Technically, Pavle was looting. A former footballer, quick on his feet, he had been the obvious choice to sneak into a warehouse in search of food and bandages. Katia, another of our group, and been shot by a sniper two days earlier while helping a man trying to bring medicine back to his sick baby, and her wounds were growing worse all the time. She wouldn’t last much longer.
The warehouse had been occupied days earlier by a group of thugs armed with assault rifles and lacking any qualms about shooting anyone they didn’t like. Pavle got pretty far into the warehouse and had found the stuff we needed to save Katia — but one of the men stumbled on him at the last moment, and he couldn’t flee the gunfire.
The next night, Katia bled out.
We were two, then: Bruno, the cowardly cook, and Cveta, an old woman who had come to our door asking for a place to stay, and who had nowhere else to go.
It was growing colder every day and our bombed-out tenement would be drafty at best. The food was gone, and we had no traps to catch animals or gardens to grow vegetables. We were desperate, and so the next night, Bruno took a knife and set out to find food.
He happened on a small house where an elderly couple lived with their son. They’d been well-off, relatively untouched by the war, and inundated with supplies. Facing starvation, Bruno sneaked in through the basement, picked some locks, and headed into the house proper. The way was barred by the son, standing in a hallway.
We needed food. So Bruno stabbed the son in the back, killing him instantly.
The man’s elderly mother came down the stairs then, and screamed in protest. Panicked, Bruno stabbed her too, and then killed the husband before he could intervene. Suddenly, the house was quiet. Quickly, Bruno picked up the food — which was in abundance — as well as anything else he could carry, and disappeared into the night. I felt shame as I pilfered the quaint house and returned to my own shelter. But I had food, and we would live a few days longer.

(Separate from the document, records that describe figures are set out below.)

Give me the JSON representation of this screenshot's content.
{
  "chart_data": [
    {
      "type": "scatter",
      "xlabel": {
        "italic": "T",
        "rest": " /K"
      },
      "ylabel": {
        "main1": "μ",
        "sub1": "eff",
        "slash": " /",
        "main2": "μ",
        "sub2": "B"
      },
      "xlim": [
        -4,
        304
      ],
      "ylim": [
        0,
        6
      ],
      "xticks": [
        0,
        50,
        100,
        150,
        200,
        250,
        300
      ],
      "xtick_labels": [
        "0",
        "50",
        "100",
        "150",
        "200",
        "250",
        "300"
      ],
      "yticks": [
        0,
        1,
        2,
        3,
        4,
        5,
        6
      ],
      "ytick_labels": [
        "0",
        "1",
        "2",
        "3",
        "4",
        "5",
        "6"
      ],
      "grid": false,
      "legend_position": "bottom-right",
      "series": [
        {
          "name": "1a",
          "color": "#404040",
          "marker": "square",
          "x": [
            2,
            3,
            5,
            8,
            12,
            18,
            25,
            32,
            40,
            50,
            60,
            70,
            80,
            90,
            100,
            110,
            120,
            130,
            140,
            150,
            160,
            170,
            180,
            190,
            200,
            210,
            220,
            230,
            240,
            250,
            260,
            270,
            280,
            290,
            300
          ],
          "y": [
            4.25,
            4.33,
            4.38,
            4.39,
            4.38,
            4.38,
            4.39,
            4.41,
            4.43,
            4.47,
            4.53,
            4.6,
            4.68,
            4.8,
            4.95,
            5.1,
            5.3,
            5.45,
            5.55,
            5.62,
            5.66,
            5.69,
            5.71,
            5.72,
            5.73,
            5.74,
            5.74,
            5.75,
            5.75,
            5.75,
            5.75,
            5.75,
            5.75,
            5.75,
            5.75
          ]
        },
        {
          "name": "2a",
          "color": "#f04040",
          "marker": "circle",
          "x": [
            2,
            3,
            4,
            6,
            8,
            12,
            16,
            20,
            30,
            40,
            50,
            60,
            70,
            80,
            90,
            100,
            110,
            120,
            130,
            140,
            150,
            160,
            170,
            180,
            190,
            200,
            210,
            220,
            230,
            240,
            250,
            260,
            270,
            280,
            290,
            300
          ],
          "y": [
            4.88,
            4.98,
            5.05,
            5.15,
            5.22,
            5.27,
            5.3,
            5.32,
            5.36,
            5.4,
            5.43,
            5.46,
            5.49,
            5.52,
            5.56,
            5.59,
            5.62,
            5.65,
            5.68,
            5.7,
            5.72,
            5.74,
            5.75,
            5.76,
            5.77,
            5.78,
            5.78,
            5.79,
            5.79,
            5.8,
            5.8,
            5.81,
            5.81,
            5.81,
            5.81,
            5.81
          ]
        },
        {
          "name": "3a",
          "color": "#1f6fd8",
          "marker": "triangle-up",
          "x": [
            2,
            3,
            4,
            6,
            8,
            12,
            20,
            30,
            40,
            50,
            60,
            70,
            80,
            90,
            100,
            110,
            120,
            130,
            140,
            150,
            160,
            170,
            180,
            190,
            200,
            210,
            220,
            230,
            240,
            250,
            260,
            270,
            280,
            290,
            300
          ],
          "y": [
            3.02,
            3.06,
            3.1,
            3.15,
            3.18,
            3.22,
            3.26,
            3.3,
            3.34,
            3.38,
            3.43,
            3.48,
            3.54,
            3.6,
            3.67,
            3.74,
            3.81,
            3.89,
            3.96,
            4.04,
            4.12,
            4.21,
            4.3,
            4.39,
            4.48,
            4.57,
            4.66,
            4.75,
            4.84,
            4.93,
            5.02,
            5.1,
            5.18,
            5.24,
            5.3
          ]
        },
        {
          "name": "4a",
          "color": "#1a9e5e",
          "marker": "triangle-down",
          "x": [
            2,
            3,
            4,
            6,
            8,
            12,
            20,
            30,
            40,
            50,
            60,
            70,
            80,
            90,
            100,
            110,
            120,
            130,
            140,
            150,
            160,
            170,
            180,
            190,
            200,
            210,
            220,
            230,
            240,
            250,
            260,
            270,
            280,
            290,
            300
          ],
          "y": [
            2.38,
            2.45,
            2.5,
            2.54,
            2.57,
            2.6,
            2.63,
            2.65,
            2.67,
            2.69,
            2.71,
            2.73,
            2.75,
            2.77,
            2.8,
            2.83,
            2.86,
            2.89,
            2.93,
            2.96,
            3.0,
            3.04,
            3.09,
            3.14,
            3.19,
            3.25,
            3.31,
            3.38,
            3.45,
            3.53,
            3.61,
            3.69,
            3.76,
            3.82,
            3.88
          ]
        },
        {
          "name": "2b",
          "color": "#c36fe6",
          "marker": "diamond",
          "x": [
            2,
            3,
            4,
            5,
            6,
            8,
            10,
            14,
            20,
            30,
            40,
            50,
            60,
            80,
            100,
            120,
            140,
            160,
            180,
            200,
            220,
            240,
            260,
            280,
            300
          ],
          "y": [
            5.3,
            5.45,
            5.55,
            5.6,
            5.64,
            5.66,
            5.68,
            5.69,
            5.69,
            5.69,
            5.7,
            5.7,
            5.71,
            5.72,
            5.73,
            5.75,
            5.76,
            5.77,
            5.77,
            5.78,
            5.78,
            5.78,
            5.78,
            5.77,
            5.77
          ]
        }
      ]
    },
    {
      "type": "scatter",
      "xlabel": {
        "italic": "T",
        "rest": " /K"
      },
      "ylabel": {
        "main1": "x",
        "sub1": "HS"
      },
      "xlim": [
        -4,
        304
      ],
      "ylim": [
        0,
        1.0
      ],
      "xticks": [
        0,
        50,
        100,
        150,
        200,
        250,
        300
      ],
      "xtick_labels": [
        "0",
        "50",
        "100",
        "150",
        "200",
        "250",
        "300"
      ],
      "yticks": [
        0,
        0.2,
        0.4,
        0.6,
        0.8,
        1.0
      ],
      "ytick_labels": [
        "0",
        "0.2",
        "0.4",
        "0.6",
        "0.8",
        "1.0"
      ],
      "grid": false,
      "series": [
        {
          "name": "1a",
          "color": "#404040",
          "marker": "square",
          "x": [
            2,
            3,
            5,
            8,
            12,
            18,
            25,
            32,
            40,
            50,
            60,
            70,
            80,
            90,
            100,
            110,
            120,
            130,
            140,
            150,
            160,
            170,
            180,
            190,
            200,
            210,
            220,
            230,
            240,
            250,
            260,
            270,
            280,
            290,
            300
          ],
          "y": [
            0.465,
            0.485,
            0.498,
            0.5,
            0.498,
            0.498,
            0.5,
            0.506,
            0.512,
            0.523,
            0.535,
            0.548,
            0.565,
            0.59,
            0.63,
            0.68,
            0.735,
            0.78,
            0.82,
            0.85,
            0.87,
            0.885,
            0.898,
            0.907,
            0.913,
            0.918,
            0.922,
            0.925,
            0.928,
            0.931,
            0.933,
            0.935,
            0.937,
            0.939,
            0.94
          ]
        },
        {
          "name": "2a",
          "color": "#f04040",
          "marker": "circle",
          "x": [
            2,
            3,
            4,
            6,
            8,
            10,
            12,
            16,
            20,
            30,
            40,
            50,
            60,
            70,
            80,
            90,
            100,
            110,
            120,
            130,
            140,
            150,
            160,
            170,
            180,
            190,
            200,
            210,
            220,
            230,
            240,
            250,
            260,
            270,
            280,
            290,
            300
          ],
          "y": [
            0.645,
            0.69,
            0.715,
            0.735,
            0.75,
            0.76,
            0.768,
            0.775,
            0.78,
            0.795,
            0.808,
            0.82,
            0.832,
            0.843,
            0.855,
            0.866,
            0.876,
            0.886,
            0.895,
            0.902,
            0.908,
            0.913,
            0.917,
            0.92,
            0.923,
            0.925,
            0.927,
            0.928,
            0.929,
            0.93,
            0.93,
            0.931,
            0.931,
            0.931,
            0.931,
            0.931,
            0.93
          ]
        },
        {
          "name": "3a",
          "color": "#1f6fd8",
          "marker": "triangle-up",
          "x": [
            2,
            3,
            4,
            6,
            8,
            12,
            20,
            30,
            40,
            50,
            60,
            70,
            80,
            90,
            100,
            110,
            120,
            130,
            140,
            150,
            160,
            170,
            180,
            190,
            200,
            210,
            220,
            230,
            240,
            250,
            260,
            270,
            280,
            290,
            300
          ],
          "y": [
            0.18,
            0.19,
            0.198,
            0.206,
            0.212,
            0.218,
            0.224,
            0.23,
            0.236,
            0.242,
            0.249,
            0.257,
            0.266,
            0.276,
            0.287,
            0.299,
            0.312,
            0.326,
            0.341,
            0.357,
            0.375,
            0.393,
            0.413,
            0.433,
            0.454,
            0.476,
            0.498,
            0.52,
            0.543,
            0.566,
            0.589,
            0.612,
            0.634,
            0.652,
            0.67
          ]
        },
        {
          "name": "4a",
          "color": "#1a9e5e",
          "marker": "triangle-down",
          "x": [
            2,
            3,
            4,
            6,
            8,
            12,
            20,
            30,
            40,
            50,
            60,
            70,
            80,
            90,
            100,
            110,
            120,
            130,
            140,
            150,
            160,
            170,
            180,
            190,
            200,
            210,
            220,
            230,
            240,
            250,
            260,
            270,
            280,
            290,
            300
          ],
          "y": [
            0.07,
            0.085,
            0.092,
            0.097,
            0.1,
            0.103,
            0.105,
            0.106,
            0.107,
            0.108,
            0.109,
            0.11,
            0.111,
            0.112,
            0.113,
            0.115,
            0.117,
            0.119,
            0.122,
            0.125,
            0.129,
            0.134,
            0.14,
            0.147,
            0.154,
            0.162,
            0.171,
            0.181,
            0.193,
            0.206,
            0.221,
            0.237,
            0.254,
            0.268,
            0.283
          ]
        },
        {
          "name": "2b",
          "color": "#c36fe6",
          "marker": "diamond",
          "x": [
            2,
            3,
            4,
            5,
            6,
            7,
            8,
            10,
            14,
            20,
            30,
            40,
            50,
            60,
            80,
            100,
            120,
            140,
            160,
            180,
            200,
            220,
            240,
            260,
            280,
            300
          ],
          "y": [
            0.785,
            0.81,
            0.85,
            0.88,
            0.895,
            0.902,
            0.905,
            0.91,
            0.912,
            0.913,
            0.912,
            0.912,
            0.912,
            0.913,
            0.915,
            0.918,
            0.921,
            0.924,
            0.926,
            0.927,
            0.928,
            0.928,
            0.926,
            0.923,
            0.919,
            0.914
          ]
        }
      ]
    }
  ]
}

When Bruno entered the shelter, he sat down heavily on a pile of debris, put his head in his hands, and wouldn’t move. Neither would Cveta, and on both their character cards, the word “Broken” appeared beneath “Hungry” and “Tired.” Neither would respond to commands, or to the man who came banging on the door, begging for help.
This War of Mine is a game that gets bleak in a hurry.